When the newly formed Barts Health NHS Trust wanted to ease the flow of crucial diagnostic images across its five hospitals back in 2012, it encountered some challenges.

Freshly merged and now operating as a single organisation, the trust wanted to ensure that a complete set of patient imaging could be found by staff regardless of which of the five hospitals they worked in, and regardless of which of the sites a patient had visited to have their imaging captured. This led to a major consolidation project which included multiple IT systems in radiology and IT. A project which Sectra fully understood the impact and benefits of and one where Sectra was keen to be a key player in this service transformation.

But faced with a legacy of different radiology information systems and electronic patient records inherited from three historic trusts, imaging was still being managed in different ways at different sites, using a mix of numbering and identification approaches.

The trust needed to find a way to take the different image numbering and match it.

An NHS problem – an unintended answer for the world

At the time, Sectra had been contracted to provide a picture archiving and communication system, or PACS, to sites across Barts Health.

Arguably going beyond the traditional PACS remit, our technical specialists from our team in Mansfield, sat down with the trust to try to solve the challenge.

After grappling with the issue, they worked together to quickly create what was then known as the ‘Barts Broker’. It solved the specific need for the trust.

But more than that, there was an unintended consequence. When the global Sectra team looked into what had been done locally, it quickly became apparent that the efforts put in to help Barts Health had much wider applicability.

Now known as the Sectra Connectivity Hub, it is something used today in many hospital installations we carry out as a company throughout the world. Hospitals in the US, for example, where there are lots of acquisitions and mergers, find it particularly useful.

And it’s by no means the only development of its kind. There has been a lot done from our team in Mansfield – most of which has global relevance, and some of which has no obvious initial commercial value to Sectra at all, other than solving the problem at hand for our customer. The real art to this kind of development activity is to uncover the common threads which would be useful globally but still retaining the ability to adapt to very local conditions.

How does this work?

Well, first off, it’s about trying to find real solutions. That doesn’t mean selling the NHS a vanilla piece of IT. It means working with them. And that means getting the right people to work together.

Sometimes suppliers send in their sales reps or account managers who try to get a brief from their customers as to what they want to achieve, and then relay that to developers who put it in a queue of development work.

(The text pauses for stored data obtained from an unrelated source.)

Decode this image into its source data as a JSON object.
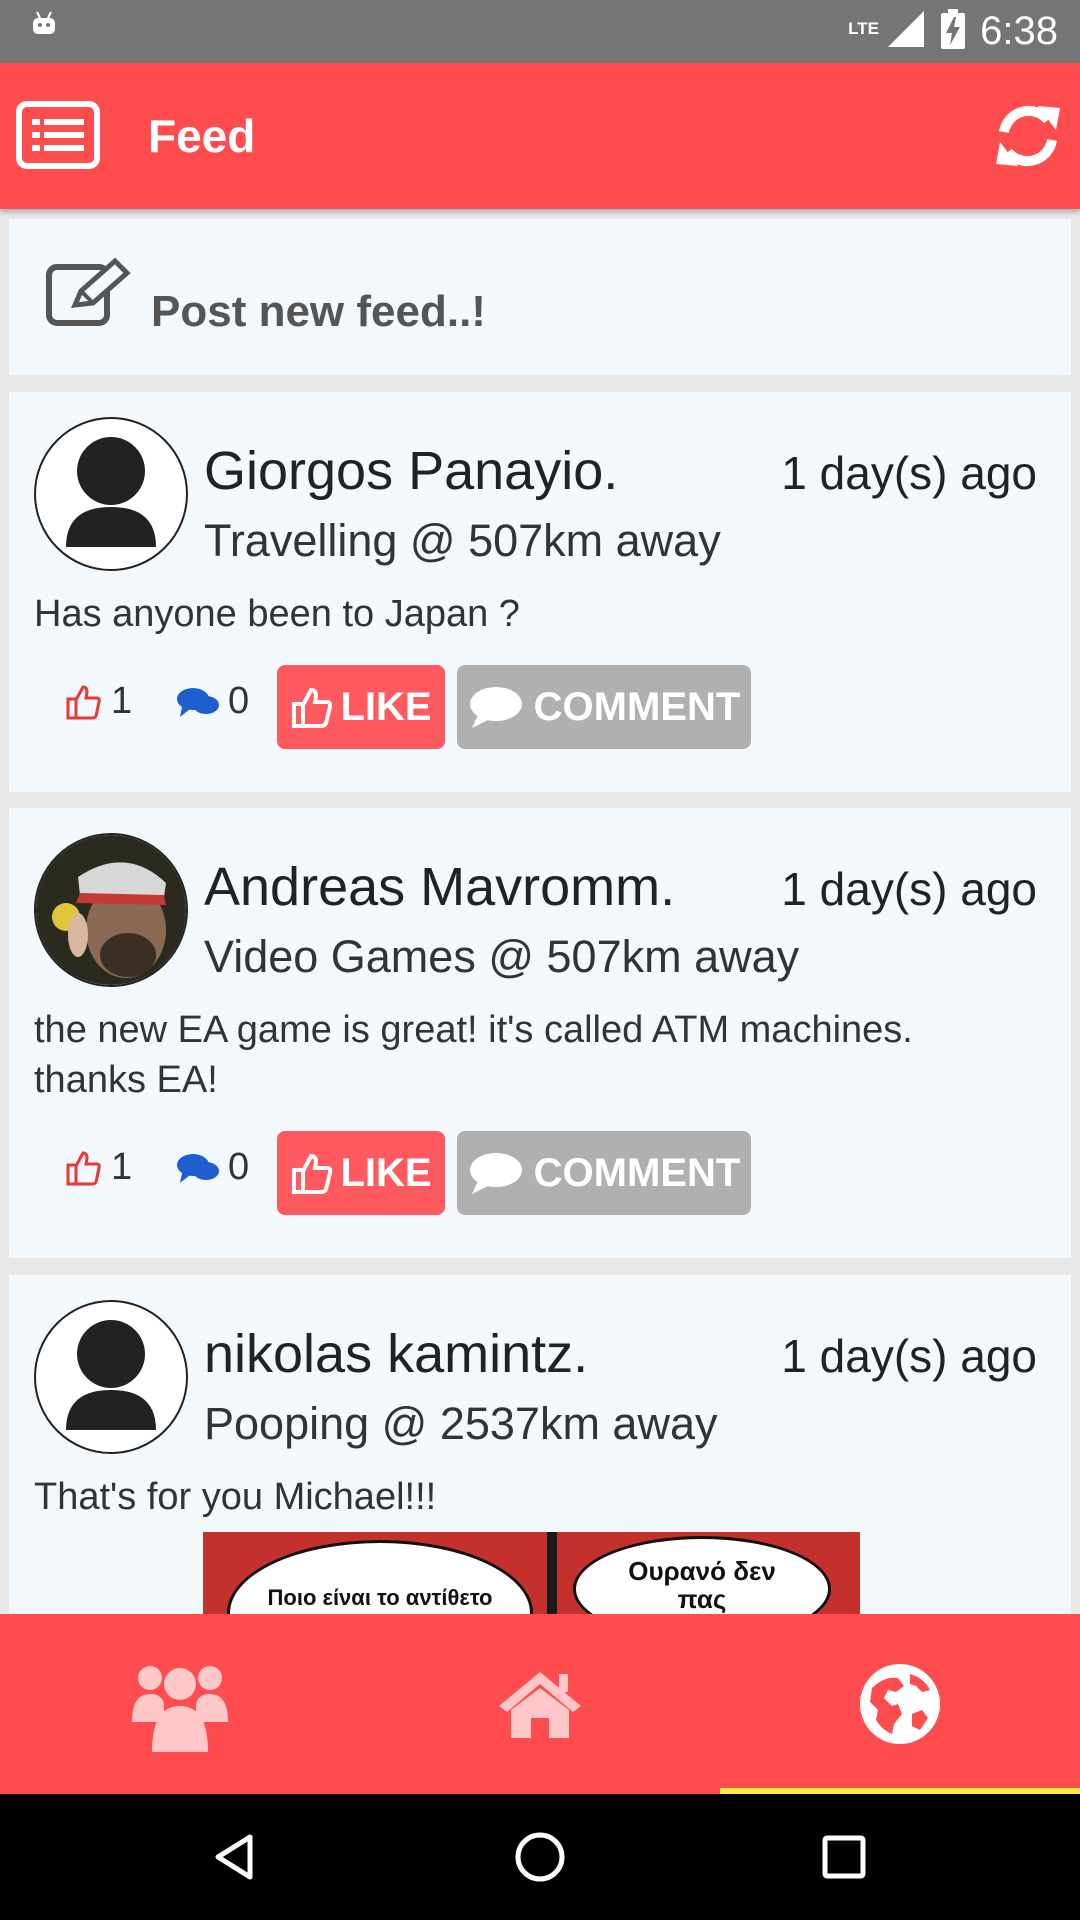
{
  "status_bar": {
    "time": "6:38",
    "network": "LTE"
  },
  "app_bar": {
    "title": "Feed"
  },
  "composer": {
    "label": "Post new feed..!"
  },
  "posts": [
    {
      "name": "Giorgos Panayio.",
      "time": "1 day(s) ago",
      "meta": "Travelling @ 507km away",
      "text": "Has anyone been to Japan ?",
      "likes": "1",
      "comments": "0",
      "avatar": "default-user",
      "like_label": "LIKE",
      "comment_label": "COMMENT"
    },
    {
      "name": "Andreas Mavromm.",
      "time": "1 day(s) ago",
      "meta": "Video Games @ 507km away",
      "text": "the new EA game is great! it's called ATM machines. thanks EA!",
      "likes": "1",
      "comments": "0",
      "avatar": "photo",
      "like_label": "LIKE",
      "comment_label": "COMMENT"
    },
    {
      "name": "nikolas kamintz.",
      "time": "1 day(s) ago",
      "meta": "Pooping @ 2537km away",
      "text": "That's for you Michael!!!",
      "avatar": "default-user",
      "image_text_left": "Ποιο είναι το αντίθετο",
      "image_text_right": "Ουρανό δεν πας"
    }
  ],
  "bottom_nav": {
    "items": [
      {
        "icon": "group-icon",
        "selected": false
      },
      {
        "icon": "home-icon",
        "selected": false
      },
      {
        "icon": "globe-icon",
        "selected": true
      }
    ]
  },
  "colors": {
    "accent": "#ff4d4f",
    "like": "#ff5a5f",
    "comment": "#b0b0b0",
    "indicator": "#ffeb3b",
    "card": "#f2f8fc"
  }
}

But by putting the ‘techies’ – the appropriate people who understand the technology – in the room with people from the customer side who can articulate their challenges, a much more effective dialogue can be achieved, and a much faster, more relevant solution created.

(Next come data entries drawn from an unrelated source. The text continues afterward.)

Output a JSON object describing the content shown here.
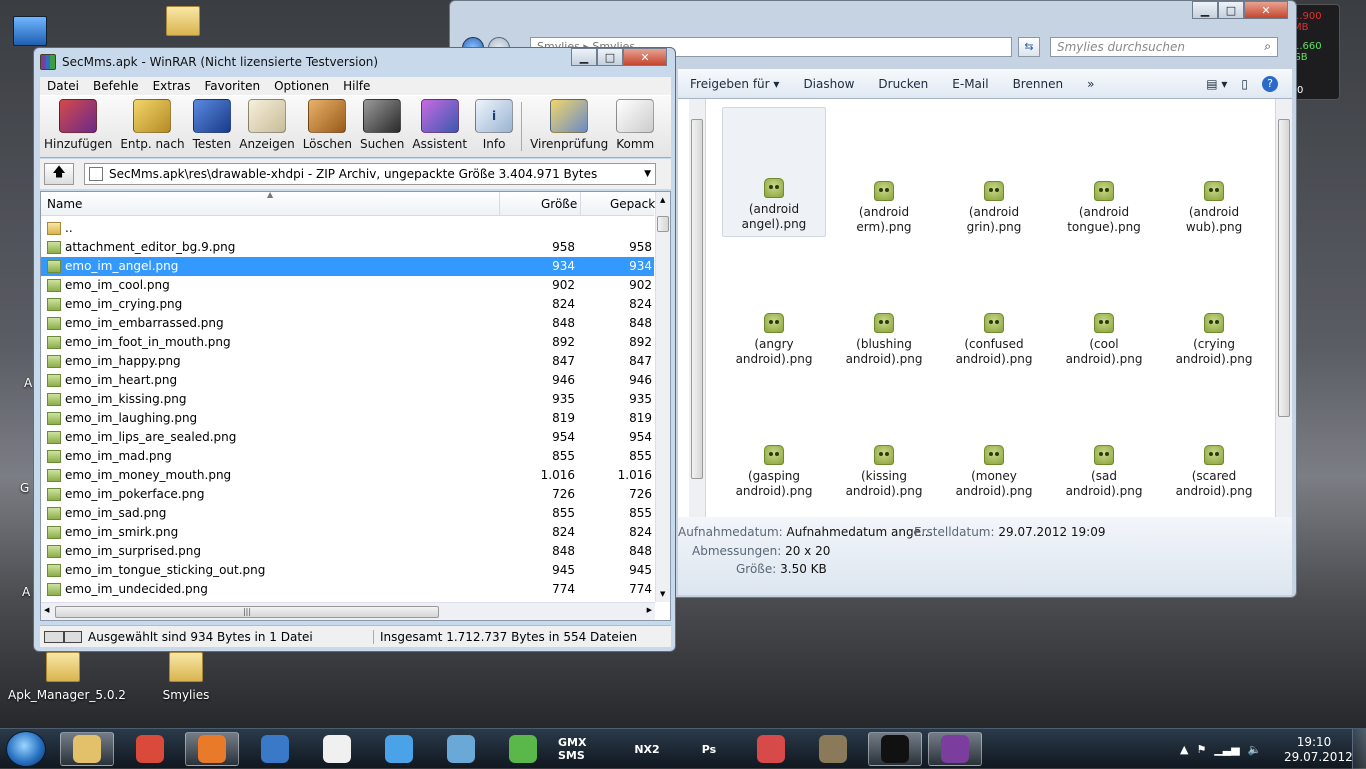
{
  "desktop": {
    "icons": [
      {
        "label": "Apk_Manager_5.0.2"
      },
      {
        "label": "Smylies"
      }
    ],
    "edge_letters": [
      "A",
      "G",
      "A"
    ]
  },
  "gadget": {
    "ram": "...900 MB",
    "disk": "1.660 GB",
    "small": "0"
  },
  "explorer": {
    "address": "Smylies ▸ Smylies",
    "search_placeholder": "Smylies durchsuchen",
    "toolbar": [
      "Freigeben für ▾",
      "Diashow",
      "Drucken",
      "E-Mail",
      "Brennen",
      "»"
    ],
    "items": [
      {
        "label": "(android angel).png"
      },
      {
        "label": "(android erm).png"
      },
      {
        "label": "(android grin).png"
      },
      {
        "label": "(android tongue).png"
      },
      {
        "label": "(android wub).png"
      },
      {
        "label": "(angry android).png"
      },
      {
        "label": "(blushing android).png"
      },
      {
        "label": "(confused android).png"
      },
      {
        "label": "(cool android).png"
      },
      {
        "label": "(crying android).png"
      },
      {
        "label": "(gasping android).png"
      },
      {
        "label": "(kissing android).png"
      },
      {
        "label": "(money android).png"
      },
      {
        "label": "(sad android).png"
      },
      {
        "label": "(scared android).png"
      }
    ],
    "details": {
      "aufnahme_label": "Aufnahmedatum:",
      "aufnahme_value": "Aufnahmedatum ange...",
      "erstell_label": "Erstelldatum:",
      "erstell_value": "29.07.2012 19:09",
      "abm_label": "Abmessungen:",
      "abm_value": "20 x 20",
      "groesse_label": "Größe:",
      "groesse_value": "3.50 KB"
    }
  },
  "winrar": {
    "title": "SecMms.apk - WinRAR (Nicht lizensierte Testversion)",
    "menu": [
      "Datei",
      "Befehle",
      "Extras",
      "Favoriten",
      "Optionen",
      "Hilfe"
    ],
    "toolbar": [
      {
        "label": "Hinzufügen",
        "color": "#b33a3a"
      },
      {
        "label": "Entp. nach",
        "color": "#d6b13a"
      },
      {
        "label": "Testen",
        "color": "#2c58b8"
      },
      {
        "label": "Anzeigen",
        "color": "#e8e0c8"
      },
      {
        "label": "Löschen",
        "color": "#c98a3a"
      },
      {
        "label": "Suchen",
        "color": "#5a5a5a"
      },
      {
        "label": "Assistent",
        "color": "#8e3ab8"
      },
      {
        "label": "Info",
        "color": "#cfdcec"
      },
      {
        "label": "Virenprüfung",
        "color": "#c8a040"
      },
      {
        "label": "Komm",
        "color": "#eeeeee"
      }
    ],
    "path": "SecMms.apk\\res\\drawable-xhdpi - ZIP Archiv, ungepackte Größe 3.404.971 Bytes",
    "columns": {
      "name": "Name",
      "size": "Größe",
      "packed": "Gepack"
    },
    "files": [
      {
        "name": "..",
        "size": "",
        "packed": ""
      },
      {
        "name": "attachment_editor_bg.9.png",
        "size": "958",
        "packed": "958"
      },
      {
        "name": "emo_im_angel.png",
        "size": "934",
        "packed": "934"
      },
      {
        "name": "emo_im_cool.png",
        "size": "902",
        "packed": "902"
      },
      {
        "name": "emo_im_crying.png",
        "size": "824",
        "packed": "824"
      },
      {
        "name": "emo_im_embarrassed.png",
        "size": "848",
        "packed": "848"
      },
      {
        "name": "emo_im_foot_in_mouth.png",
        "size": "892",
        "packed": "892"
      },
      {
        "name": "emo_im_happy.png",
        "size": "847",
        "packed": "847"
      },
      {
        "name": "emo_im_heart.png",
        "size": "946",
        "packed": "946"
      },
      {
        "name": "emo_im_kissing.png",
        "size": "935",
        "packed": "935"
      },
      {
        "name": "emo_im_laughing.png",
        "size": "819",
        "packed": "819"
      },
      {
        "name": "emo_im_lips_are_sealed.png",
        "size": "954",
        "packed": "954"
      },
      {
        "name": "emo_im_mad.png",
        "size": "855",
        "packed": "855"
      },
      {
        "name": "emo_im_money_mouth.png",
        "size": "1.016",
        "packed": "1.016"
      },
      {
        "name": "emo_im_pokerface.png",
        "size": "726",
        "packed": "726"
      },
      {
        "name": "emo_im_sad.png",
        "size": "855",
        "packed": "855"
      },
      {
        "name": "emo_im_smirk.png",
        "size": "824",
        "packed": "824"
      },
      {
        "name": "emo_im_surprised.png",
        "size": "848",
        "packed": "848"
      },
      {
        "name": "emo_im_tongue_sticking_out.png",
        "size": "945",
        "packed": "945"
      },
      {
        "name": "emo_im_undecided.png",
        "size": "774",
        "packed": "774"
      }
    ],
    "status_left": "Ausgewählt sind 934 Bytes in 1 Datei",
    "status_right": "Insgesamt 1.712.737 Bytes in 554 Dateien"
  },
  "taskbar": {
    "apps": [
      {
        "icon": "explorer-icon",
        "color": "#e3c06a"
      },
      {
        "icon": "chrome-icon",
        "color": "#d94a3a"
      },
      {
        "icon": "firefox-icon",
        "color": "#e87a2a"
      },
      {
        "icon": "thunderbird-icon",
        "color": "#3a78c8"
      },
      {
        "icon": "fox-mask-icon",
        "color": "#f0f0f0"
      },
      {
        "icon": "dropbox-icon",
        "color": "#4aa3e8"
      },
      {
        "icon": "network-icon",
        "color": "#6aa8d8"
      },
      {
        "icon": "cup-icon",
        "color": "#5ab84a"
      },
      {
        "icon": "gmx-sms-icon",
        "text": "GMX SMS"
      },
      {
        "icon": "nx2-icon",
        "text": "NX2"
      },
      {
        "icon": "photoshop-icon",
        "text": "Ps"
      },
      {
        "icon": "paint-icon",
        "color": "#d84a4a"
      },
      {
        "icon": "gimp-icon",
        "color": "#8a7a5a"
      },
      {
        "icon": "cmd-icon",
        "color": "#111111"
      },
      {
        "icon": "winrar-icon",
        "color": "#7b3d9e"
      }
    ],
    "time": "19:10",
    "date": "29.07.2012"
  }
}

This requires trust – trust in your people. We don’t turn to our head office in Sweden each time we want to achieve something. Having a team here in the UK that is not even based in our UK head office, but that has the autonomy to create global products which originated from local needs, represents a willingness to be able to solve unique local problems now or in the future.

And that in turn requires a willingness to accept risk. A lot of suppliers wouldn’t change their core product through fear of being exposed to risk. But if we are going to get things done, we need to make those adaptions.

Stop imposing limitations

This article isn’t about the Sectra Connectivity Hub. It is about a concept – an idea that if the NHS as a customer and its suppliers rigidly maintain those traditional identities – then limitations are unnecessarily imposed on creativity and collaboration.

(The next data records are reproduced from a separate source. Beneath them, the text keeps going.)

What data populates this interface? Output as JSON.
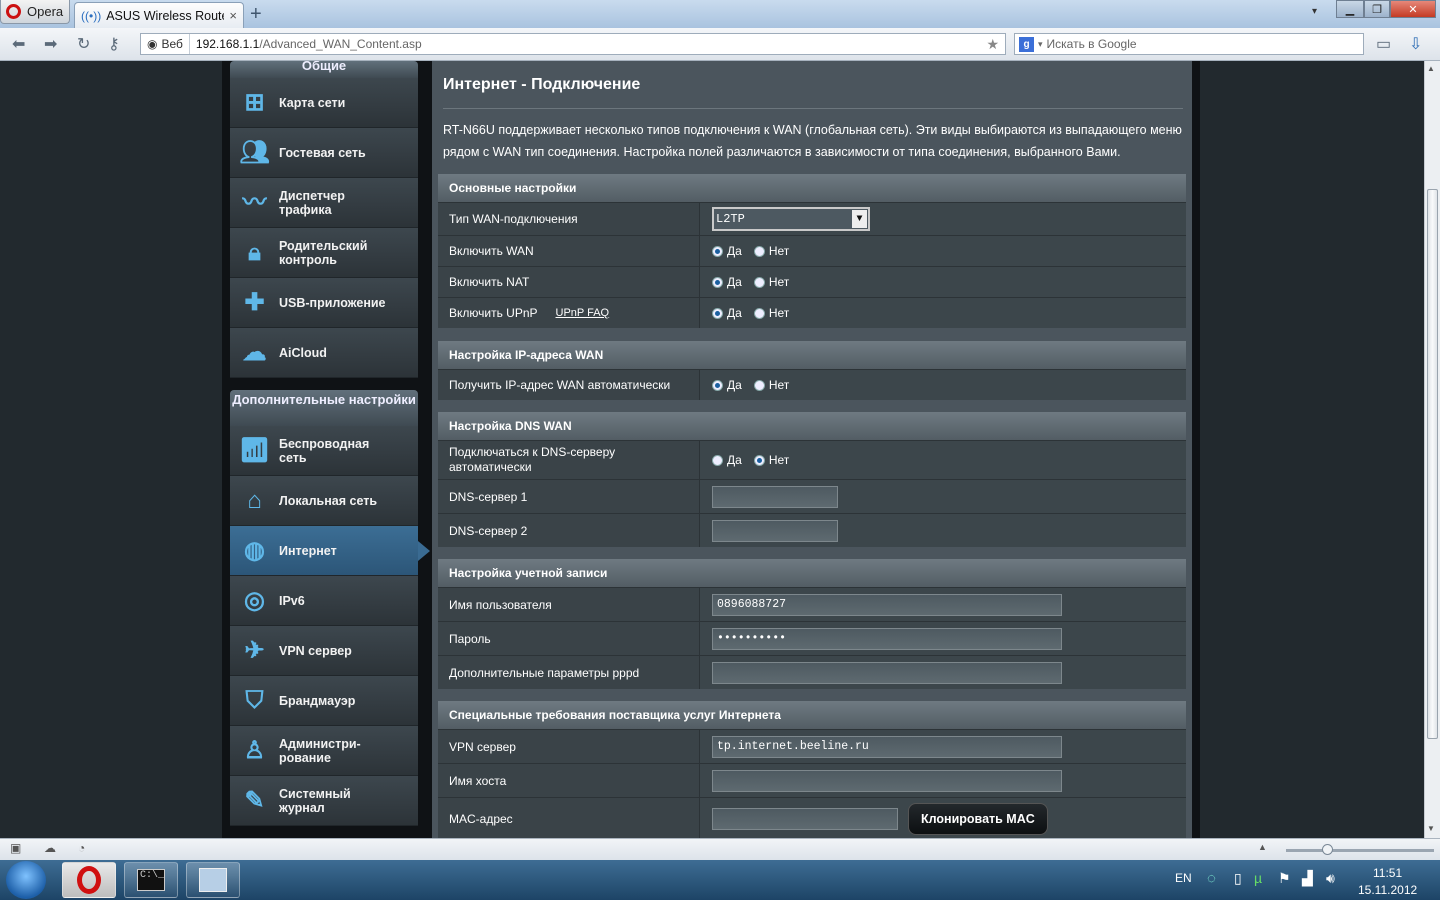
{
  "browser": {
    "opera_label": "Opera",
    "tab_title": "ASUS Wireless Router R...",
    "tab_close": "×",
    "new_tab": "+",
    "site_label": "Веб",
    "url_host": "192.168.1.1",
    "url_path": "/Advanced_WAN_Content.asp",
    "search_placeholder": "Искать в Google"
  },
  "sidebar": {
    "general_header": "Общие",
    "general_items": [
      {
        "label": "Карта сети",
        "icon": "network-map-icon"
      },
      {
        "label": "Гостевая сеть",
        "icon": "guest-network-icon"
      },
      {
        "label": "Диспетчер трафика",
        "icon": "traffic-manager-icon"
      },
      {
        "label": "Родительский контроль",
        "icon": "parental-lock-icon"
      },
      {
        "label": "USB-приложение",
        "icon": "usb-puzzle-icon"
      },
      {
        "label": "AiCloud",
        "icon": "cloud-icon"
      }
    ],
    "advanced_header": "Дополнительные настройки",
    "advanced_items": [
      {
        "label": "Беспроводная сеть",
        "icon": "wireless-icon"
      },
      {
        "label": "Локальная сеть",
        "icon": "home-icon"
      },
      {
        "label": "Интернет",
        "icon": "globe-icon",
        "active": true
      },
      {
        "label": "IPv6",
        "icon": "ipv6-icon"
      },
      {
        "label": "VPN сервер",
        "icon": "vpn-icon"
      },
      {
        "label": "Брандмауэр",
        "icon": "firewall-icon"
      },
      {
        "label": "Администри-рование",
        "icon": "admin-icon"
      },
      {
        "label": "Системный журнал",
        "icon": "log-icon"
      }
    ]
  },
  "page": {
    "title": "Интернет - Подключение",
    "description": "RT-N66U поддерживает несколько типов подключения к WAN (глобальная сеть). Эти виды выбираются из выпадающего меню рядом с WAN тип соединения. Настройка полей различаются в зависимости от типа соединения, выбранного Вами."
  },
  "basic": {
    "header": "Основные настройки",
    "wan_type_label": "Тип WAN-подключения",
    "wan_type_value": "L2TP",
    "enable_wan_label": "Включить WAN",
    "enable_nat_label": "Включить NAT",
    "enable_upnp_label": "Включить UPnP",
    "upnp_faq": "UPnP  FAQ",
    "yes": "Да",
    "no": "Нет"
  },
  "wan_ip": {
    "header": "Настройка IP-адреса WAN",
    "auto_label": "Получить IP-адрес WAN автоматически"
  },
  "dns": {
    "header": "Настройка DNS WAN",
    "auto_label": "Подключаться к DNS-серверу автоматически",
    "dns1_label": "DNS-сервер 1",
    "dns2_label": "DNS-сервер 2",
    "dns1_value": "",
    "dns2_value": ""
  },
  "account": {
    "header": "Настройка учетной записи",
    "user_label": "Имя пользователя",
    "user_value": "0896088727",
    "pass_label": "Пароль",
    "pass_value": "••••••••••",
    "pppd_label": "Дополнительные параметры pppd",
    "pppd_value": ""
  },
  "isp": {
    "header": "Специальные требования поставщика услуг Интернета",
    "vpn_label": "VPN сервер",
    "vpn_value": "tp.internet.beeline.ru",
    "host_label": "Имя хоста",
    "host_value": "",
    "mac_label": "MAC-адрес",
    "mac_value": "",
    "clone_button": "Клонировать MAC"
  },
  "taskbar": {
    "lang": "EN",
    "time": "11:51",
    "date": "15.11.2012"
  },
  "colors": {
    "accent": "#5fb7e8",
    "active_menu": "#3c6e95",
    "panel": "#4b555d"
  }
}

There is a symbiosis to be achieved if we work together in much closer partnership, focus less on contractual intricacies and more on the problems at hand. And from that symbiotic relationship, there are benefits to be had for both parties.

In the case of Barts Health – simply selling them a Secta PACS might have met a contractual obligation, but it wouldn’t have done the job. And by going that extra mile, by happy coincidence we now have an improved product offering that helps us to win bids throughout the world and that allows our products to become more deeply rooted in the hospital workflow.